I nodded. “Thanks, hon.” Turning to Pipsqueak, I asked if she could take Grace into the living room. I wanted a word in private with Keira.
“Of course.” Pipsqueak gathered Grace in her arms and trailed out.
She had a bunch of textbooks open on the kitchen table, so I steered clear of that. It’d been part of our babysitting negotiation. I’d offered fifteen bucks an hour, two hours a day, for the first two months, at which she’d scoffed and called me stupid. She’d countered with zero bucks an hour, three hours a day, and it’d been my turn to call her stupid. This was her senior year, and I wasn’t going to have her waste it on babysitting when she could be studying. In the end, we’d compromised. Ten bucks an hour, three hours a day, and she’d promised to spend any spare time studying.
She wasn’t the best at negotiating.
“How’s your sister?” I forced myself to ask. Because I hadn’t particularly enjoyed the previous answers to the question. I’d only seen Taylor twice since Grace was born, and once was in the presence of a lawyer. It just rubbed me the wrong way how eagerly she was signing away her rights. She’d talked nonstop of the traveling she was going to do—how wasted she was going to get—now that she was “free.”
“Same. She’s fine.” Keira rested her hip against the counter and chewed on her lip. “You don’t seem glad that she’s moving on.”
It wasn’t that. “It’s the rate at which she’s moving on,” I corrected patiently. “I don’t believe it’s healthy for her to act like these past nine months didn’t happen.”
Keira nodded slowly and fidgeted with the rubber band around her wrist. She’d undergone some changes recently. Her hair was back to dirty-blond, a big improvement over the pitch-black tresses that went with too much eye makeup. The lethargy had left her gaze too.
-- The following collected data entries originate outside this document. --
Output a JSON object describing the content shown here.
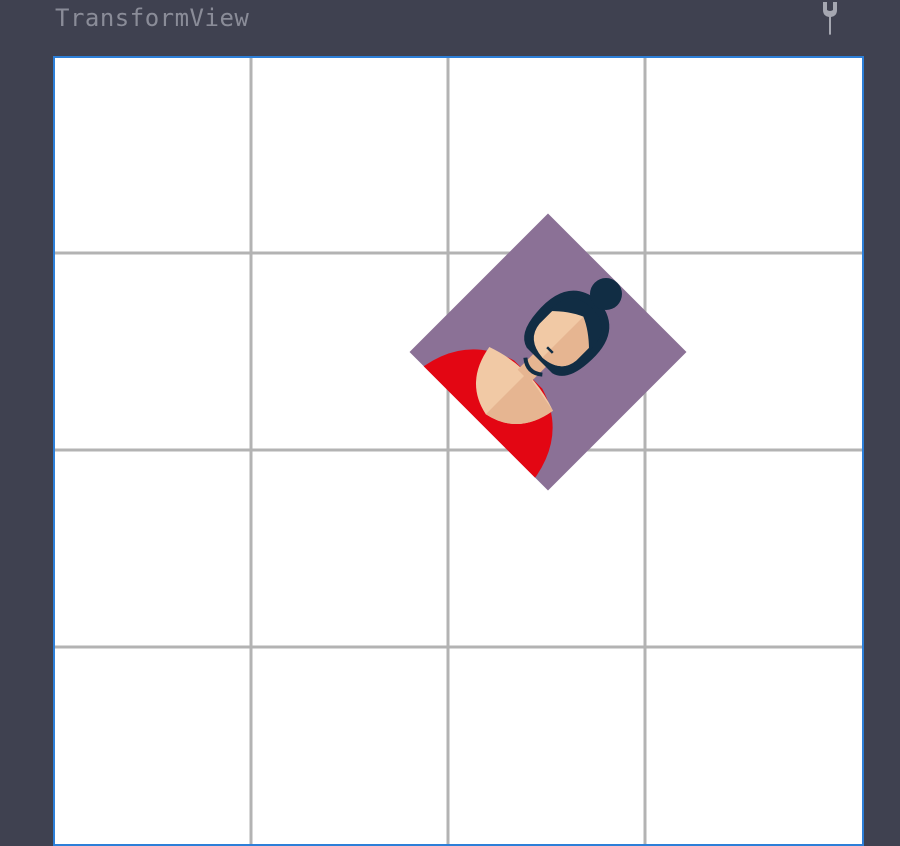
{
  "window": {
    "title": "TransformView",
    "settings_icon": "wrench-icon"
  },
  "view": {
    "grid": {
      "rows": 4,
      "cols": 4,
      "visible": true
    },
    "transform": {
      "rotation_deg": 45
    },
    "image": {
      "icon": "avatar-woman-icon",
      "description_colors": {
        "background": "#8b7196",
        "hair": "#112d44",
        "skin": "#f1c9a5",
        "skin_shade": "#e6b591",
        "shirt": "#e30613"
      }
    }
  },
  "colors": {
    "window_bg": "#3f4150",
    "canvas_bg": "#ffffff",
    "canvas_border": "#2d7fd8",
    "grid_line": "#b3b3b3",
    "title_text": "#8a8c98"
  }
}
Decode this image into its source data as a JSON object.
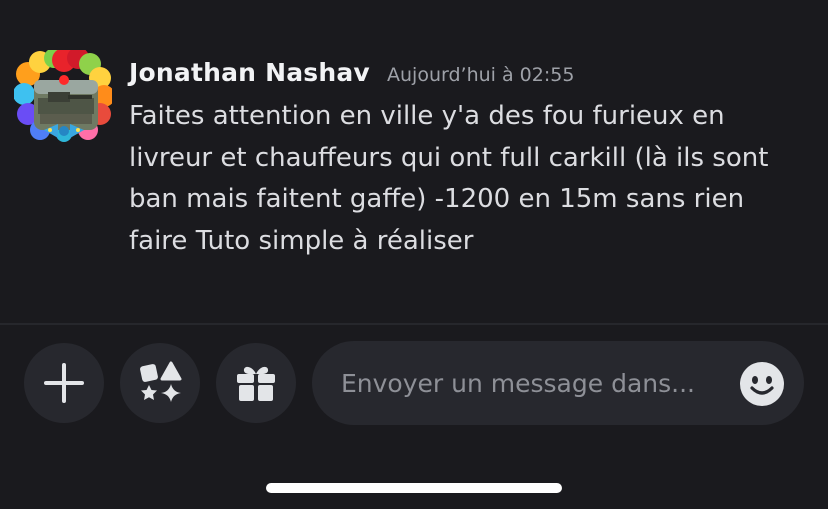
{
  "message": {
    "author": "Jonathan Nashav",
    "timestamp": "Aujourd’hui à 02:55",
    "content": "Faites attention en ville y'a des fou furieux en livreur et chauffeurs qui ont full carkill (là ils sont ban mais faitent gaffe) -1200 en 15m sans rien faire Tuto simple à réaliser",
    "avatar_icon": "avatar-clown-wig-icon"
  },
  "composer": {
    "placeholder": "Envoyer un message dans...",
    "value": ""
  },
  "actions": [
    {
      "name": "add-attachment-button",
      "icon": "plus-icon"
    },
    {
      "name": "apps-button",
      "icon": "shapes-icon"
    },
    {
      "name": "gift-button",
      "icon": "gift-icon"
    }
  ],
  "colors": {
    "background": "#1a1a1e",
    "button_surface": "#27282e",
    "author_text": "#f2f3f5",
    "body_text": "#dcdde1",
    "muted_text": "#9ea1a8",
    "icon": "#e3e5e8"
  }
}
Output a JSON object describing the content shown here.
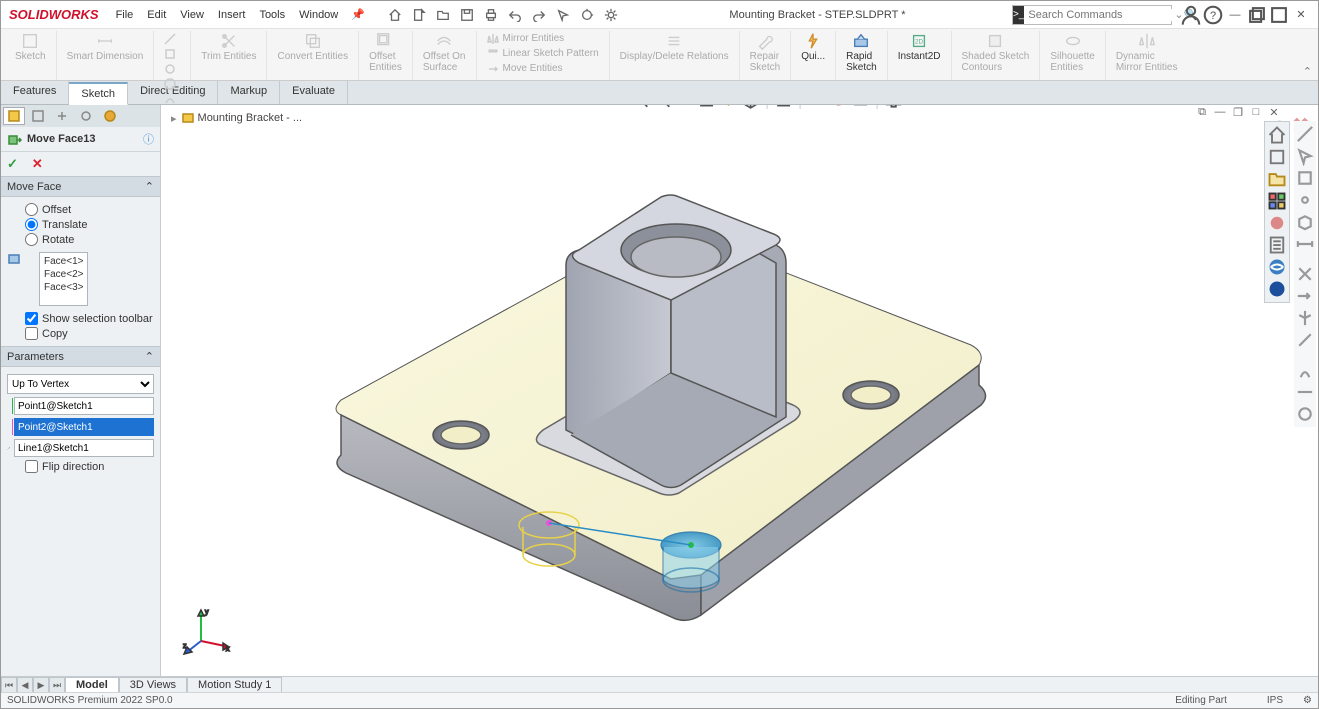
{
  "app": {
    "brand": "SOLIDWORKS",
    "doc_title": "Mounting Bracket - STEP.SLDPRT *",
    "breadcrumb": "Mounting Bracket - ..."
  },
  "menu": {
    "items": [
      "File",
      "Edit",
      "View",
      "Insert",
      "Tools",
      "Window"
    ]
  },
  "search": {
    "placeholder": "Search Commands"
  },
  "ribbon": {
    "sketch": "Sketch",
    "smart_dimension": "Smart Dimension",
    "trim": "Trim Entities",
    "convert": "Convert Entities",
    "offset_entities": "Offset\nEntities",
    "offset_surface": "Offset On\nSurface",
    "mirror": "Mirror Entities",
    "linear_pattern": "Linear Sketch Pattern",
    "move": "Move Entities",
    "display_relations": "Display/Delete Relations",
    "repair": "Repair\nSketch",
    "quick_snaps": "Qui...",
    "rapid_sketch": "Rapid\nSketch",
    "instant2d": "Instant2D",
    "shaded_contours": "Shaded Sketch\nContours",
    "silhouette": "Silhouette\nEntities",
    "dynamic_mirror": "Dynamic\nMirror Entities"
  },
  "tabs": {
    "items": [
      "Features",
      "Sketch",
      "Direct Editing",
      "Markup",
      "Evaluate"
    ],
    "active": 1
  },
  "pm": {
    "title": "Move Face13",
    "section_move": "Move Face",
    "opt_offset": "Offset",
    "opt_translate": "Translate",
    "opt_rotate": "Rotate",
    "faces": [
      "Face<1>",
      "Face<2>",
      "Face<3>"
    ],
    "show_toolbar": "Show selection toolbar",
    "copy": "Copy",
    "section_params": "Parameters",
    "end_condition": "Up To Vertex",
    "point1": "Point1@Sketch1",
    "point2": "Point2@Sketch1",
    "line": "Line1@Sketch1",
    "flip": "Flip direction"
  },
  "bottom_tabs": {
    "items": [
      "Model",
      "3D Views",
      "Motion Study 1"
    ],
    "active": 0
  },
  "status": {
    "left": "SOLIDWORKS Premium 2022 SP0.0",
    "mode": "Editing Part",
    "units": "IPS"
  }
}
She was coming out of her mourning period, and I was happy to see it.
“You have to understand that she’s been processing this for a long time, though,” she replied quietly. “I think she puts up a front when she’s near you, and maybe that’s why it seems like she’s ignoring everything. But she talks to me. She talks to her therapist in New York.”
Oh. I folded my arms over my chest and scratched my jaw. “I didn’t know she was getting help.”
Keira smiled ruefully. “Because she’s not getting it from you?”
Touché.
“I’m not saying your concern isn’t valid,” she added. “I’ve been worried too. But I’m keeping an eye on her. She has a big heart—it’s just… This wasn’t what she wanted.”
“That part doesn’t bother me.” I furrowed my brow. “I may not be able to understand it, but that’s because I didn’t stand a chance against…” Grace. “My point is, I respect her decision. I just hope she’s not suppressing anything.”
Selfishly, I thought of what that could mean for Grace and me, and I didn’t want any issues down the road. It’d have been one thing if Taylor had changed her mind during the pregnancy and suddenly wanted to be involved in Grace’s life, but that train had left the station now. So, I was battling that, all while being baffled by the fact that Taylor had actually succeeded in staying unattached.